Across blot comparisons - (Oct/12/2010 )

I have checked every resource I can find and have asked many post-docs, professors, graduate students, and undergrads from a variety of backgrounds including molecular biology, pharmacology, and neuroscience why across blot comparisons are not allowed with western blots and the only answer I get is, "Because there are so many variables that can affect the outcome of a western you can't compare two blots." Does anyone else but myself see a problem with this? It is illogical: I can't compare blots because I can't compare blots. Furthermore, there are an infinite number of variables that can affect any experiment. Using the western blot logic means that any experiment can never be compared with any other experiment, not even replications. So please, I ask all of you reading this post, please give me a logical and scientific reason why across blot comparisons cannot be made with western blots.

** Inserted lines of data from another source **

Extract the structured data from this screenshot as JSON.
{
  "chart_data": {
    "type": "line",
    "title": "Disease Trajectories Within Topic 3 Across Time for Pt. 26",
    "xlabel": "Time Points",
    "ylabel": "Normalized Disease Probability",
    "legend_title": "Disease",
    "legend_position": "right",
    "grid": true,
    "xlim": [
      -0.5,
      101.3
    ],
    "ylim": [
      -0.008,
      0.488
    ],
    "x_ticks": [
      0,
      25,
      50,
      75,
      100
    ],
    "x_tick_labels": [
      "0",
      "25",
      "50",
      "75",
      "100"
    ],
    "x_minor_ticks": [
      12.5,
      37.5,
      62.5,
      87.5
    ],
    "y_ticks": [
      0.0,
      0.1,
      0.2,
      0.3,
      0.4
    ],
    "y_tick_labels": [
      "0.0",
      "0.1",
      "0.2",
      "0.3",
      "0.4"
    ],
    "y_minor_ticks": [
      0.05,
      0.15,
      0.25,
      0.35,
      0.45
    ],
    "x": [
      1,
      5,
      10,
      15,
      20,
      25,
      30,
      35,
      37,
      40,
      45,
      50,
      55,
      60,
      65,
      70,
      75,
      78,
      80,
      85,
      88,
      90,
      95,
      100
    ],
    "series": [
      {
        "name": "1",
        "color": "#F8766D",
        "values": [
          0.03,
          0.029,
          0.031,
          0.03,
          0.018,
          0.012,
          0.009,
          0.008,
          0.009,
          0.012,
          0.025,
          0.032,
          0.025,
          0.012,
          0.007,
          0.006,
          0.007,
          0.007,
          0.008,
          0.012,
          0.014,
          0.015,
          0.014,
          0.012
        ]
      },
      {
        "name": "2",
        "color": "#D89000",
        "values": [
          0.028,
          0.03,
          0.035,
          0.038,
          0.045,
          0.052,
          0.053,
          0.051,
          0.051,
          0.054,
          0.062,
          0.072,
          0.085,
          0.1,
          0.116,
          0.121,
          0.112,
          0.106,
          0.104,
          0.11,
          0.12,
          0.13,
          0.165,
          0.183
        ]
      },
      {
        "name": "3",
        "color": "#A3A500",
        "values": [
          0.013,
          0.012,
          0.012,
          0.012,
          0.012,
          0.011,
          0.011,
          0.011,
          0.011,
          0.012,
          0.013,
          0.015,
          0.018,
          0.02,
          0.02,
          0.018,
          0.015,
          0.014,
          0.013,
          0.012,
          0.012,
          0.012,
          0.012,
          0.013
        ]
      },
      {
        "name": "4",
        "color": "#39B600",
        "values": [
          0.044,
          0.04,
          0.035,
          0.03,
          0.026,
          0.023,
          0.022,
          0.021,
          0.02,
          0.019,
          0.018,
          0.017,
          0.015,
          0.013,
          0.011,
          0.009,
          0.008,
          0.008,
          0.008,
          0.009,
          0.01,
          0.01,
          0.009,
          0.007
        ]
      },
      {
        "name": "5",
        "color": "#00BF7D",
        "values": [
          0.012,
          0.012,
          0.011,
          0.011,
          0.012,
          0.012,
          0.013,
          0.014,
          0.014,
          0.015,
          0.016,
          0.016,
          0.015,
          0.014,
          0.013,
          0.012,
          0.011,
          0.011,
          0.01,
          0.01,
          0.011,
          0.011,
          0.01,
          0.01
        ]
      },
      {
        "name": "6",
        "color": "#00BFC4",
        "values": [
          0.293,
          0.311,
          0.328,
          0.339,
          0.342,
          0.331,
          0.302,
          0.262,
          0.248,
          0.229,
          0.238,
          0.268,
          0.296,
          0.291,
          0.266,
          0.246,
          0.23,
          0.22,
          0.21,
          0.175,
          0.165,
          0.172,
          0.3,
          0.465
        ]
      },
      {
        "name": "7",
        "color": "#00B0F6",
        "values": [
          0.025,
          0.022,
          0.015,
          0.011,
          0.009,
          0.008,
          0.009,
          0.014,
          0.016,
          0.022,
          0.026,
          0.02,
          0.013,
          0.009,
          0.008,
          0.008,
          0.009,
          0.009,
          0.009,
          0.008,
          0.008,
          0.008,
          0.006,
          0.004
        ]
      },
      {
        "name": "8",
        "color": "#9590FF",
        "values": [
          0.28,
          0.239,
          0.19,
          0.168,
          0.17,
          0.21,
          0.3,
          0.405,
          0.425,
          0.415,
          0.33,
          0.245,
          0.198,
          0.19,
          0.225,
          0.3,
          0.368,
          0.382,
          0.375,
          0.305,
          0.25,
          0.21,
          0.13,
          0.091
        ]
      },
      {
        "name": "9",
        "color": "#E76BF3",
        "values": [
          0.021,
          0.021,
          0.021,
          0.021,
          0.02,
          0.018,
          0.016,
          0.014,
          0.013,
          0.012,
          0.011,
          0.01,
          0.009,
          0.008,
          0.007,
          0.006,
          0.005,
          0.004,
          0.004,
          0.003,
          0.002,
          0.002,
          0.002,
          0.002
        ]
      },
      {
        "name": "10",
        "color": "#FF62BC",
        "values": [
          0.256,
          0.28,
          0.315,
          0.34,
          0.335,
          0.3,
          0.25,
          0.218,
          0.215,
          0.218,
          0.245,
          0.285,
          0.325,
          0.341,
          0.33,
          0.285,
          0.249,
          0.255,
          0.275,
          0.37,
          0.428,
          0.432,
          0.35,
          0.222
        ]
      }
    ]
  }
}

Halfro22 on Wed Oct 13 00:28:46 2010 said:

You can do across blot comparisons if the signal of interest shows an obvious-to-the-eye change in levels btwn experimental conditions. You really can't accomplish this accurately if the signal of interest is only marginally different (increased or decreased) but significant by way of densitometry. The biggest problem btwn across blot comparison is the exposure to film step...Using a phosphorimager can help to get around this.

One thing to do is to perform a densitometry analysis on one blot to determine the quantitative change in expression levels of your region of interest when compared lane-by-lane to a stably expressed control protein (e.g. GAPDH, tubulin, actin etc.). Do the same analysis on another blot to determine the quantitative change...if it's a robust and repeatable result, the blots might not look identical to one another, but the numbers from the densitometry analysis should be very close to one another.

you may also be able to compare blots if you have a reliable way to normalize the results.